In June, Fletcher-Hill reduced that decision saying the jury placed too much liability on the companies and that the liability money the jury awarded was too high.

“The jury’s award of damages reflects a conclusion that the unreasonable conduct of these two distributor Defendants creates legal responsibility for 97% of the entirety of the harm experienced by the City for the public nuisance from 2011 through 2029 in the future,” Fletcher-Hill wrote. “The Court concludes that the extent of the liability imposed cannot be justified by the evidence presented at trial.”

Fletcher-Hill said the city is entitled to $52 million in damages or it can ask for a retrial.

The judge stated that the $100 million in abatement funds would only be available if the city took the $52 million.

In the abatement ruling, the judge said the city put too much liability on the two companies and that Baltimore must build off of the programs for overdose prevention it already has available.

“The city advances a theory that defendants must be made to pay for every aspect of every measure, even if the measure already exists,” the judge wrote. “The city also seems to suggest that the court should include any measure that has any conceivably beneficial effect, without considering any assessment of whether the measure will have an effect that warrants its cost. The court takes what it thinks is a more practical approach of building on existing resources and trying to target effective measures without excessive cost.”

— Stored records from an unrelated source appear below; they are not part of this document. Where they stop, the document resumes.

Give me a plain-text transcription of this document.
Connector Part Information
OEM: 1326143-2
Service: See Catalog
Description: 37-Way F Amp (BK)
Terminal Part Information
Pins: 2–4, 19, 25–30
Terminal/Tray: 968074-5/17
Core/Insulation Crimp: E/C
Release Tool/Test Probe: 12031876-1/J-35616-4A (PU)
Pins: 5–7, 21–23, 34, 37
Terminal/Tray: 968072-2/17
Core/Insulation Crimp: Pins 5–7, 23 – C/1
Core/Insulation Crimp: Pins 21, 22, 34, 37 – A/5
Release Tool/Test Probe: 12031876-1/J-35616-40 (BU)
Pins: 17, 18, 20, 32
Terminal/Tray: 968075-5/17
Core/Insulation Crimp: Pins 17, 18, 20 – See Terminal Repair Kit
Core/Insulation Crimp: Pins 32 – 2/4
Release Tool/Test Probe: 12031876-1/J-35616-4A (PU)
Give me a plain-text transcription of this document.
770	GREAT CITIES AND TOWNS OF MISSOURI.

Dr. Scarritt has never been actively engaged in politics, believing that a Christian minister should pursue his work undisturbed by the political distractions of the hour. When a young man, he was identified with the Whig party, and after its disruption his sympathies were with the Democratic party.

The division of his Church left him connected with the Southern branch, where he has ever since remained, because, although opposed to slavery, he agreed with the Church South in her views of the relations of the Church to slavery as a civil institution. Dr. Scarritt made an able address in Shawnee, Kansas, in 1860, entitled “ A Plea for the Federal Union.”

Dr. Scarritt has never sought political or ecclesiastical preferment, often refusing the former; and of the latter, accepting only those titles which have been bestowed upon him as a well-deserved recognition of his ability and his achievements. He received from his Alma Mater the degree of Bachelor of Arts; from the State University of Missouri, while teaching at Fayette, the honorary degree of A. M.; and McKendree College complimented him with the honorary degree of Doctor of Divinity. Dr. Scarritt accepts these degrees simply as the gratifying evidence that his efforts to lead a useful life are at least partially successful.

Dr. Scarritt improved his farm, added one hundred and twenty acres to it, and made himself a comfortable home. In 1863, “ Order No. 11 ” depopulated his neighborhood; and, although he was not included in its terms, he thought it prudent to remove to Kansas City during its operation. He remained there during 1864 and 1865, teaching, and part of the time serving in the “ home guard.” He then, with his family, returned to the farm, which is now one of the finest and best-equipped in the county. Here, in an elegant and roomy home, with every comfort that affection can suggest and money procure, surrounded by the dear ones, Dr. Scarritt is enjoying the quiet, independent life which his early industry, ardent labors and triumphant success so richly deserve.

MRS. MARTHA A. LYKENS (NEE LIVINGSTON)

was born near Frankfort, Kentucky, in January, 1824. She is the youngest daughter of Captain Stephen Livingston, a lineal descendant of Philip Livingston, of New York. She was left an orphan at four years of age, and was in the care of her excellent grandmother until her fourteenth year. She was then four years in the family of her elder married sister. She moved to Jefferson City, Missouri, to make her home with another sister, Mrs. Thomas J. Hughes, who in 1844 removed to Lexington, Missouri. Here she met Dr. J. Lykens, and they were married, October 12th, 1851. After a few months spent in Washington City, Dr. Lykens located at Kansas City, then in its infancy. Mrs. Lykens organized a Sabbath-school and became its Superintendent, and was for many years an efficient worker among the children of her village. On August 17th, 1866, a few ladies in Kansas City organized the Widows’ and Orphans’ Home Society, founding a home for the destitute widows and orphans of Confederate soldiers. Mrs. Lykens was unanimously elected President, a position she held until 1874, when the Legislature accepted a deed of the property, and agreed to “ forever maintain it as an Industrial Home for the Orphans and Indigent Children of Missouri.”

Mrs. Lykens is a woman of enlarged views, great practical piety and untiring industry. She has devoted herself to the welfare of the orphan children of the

The companies plan to appeal the abatement decision.

The rulings reduces the amount the city expected to get in its strategy to sue opioid companies and distributors separately instead of signing onto a global settlement, which would have only awarded the city about $60 million.

Baltimore has until Aug. 22 to decide if it will take the money or ask for a retrial.

Baltimore has still won more than $400 million in settlements outside of the trial, which translates to about $250 million after legal fees.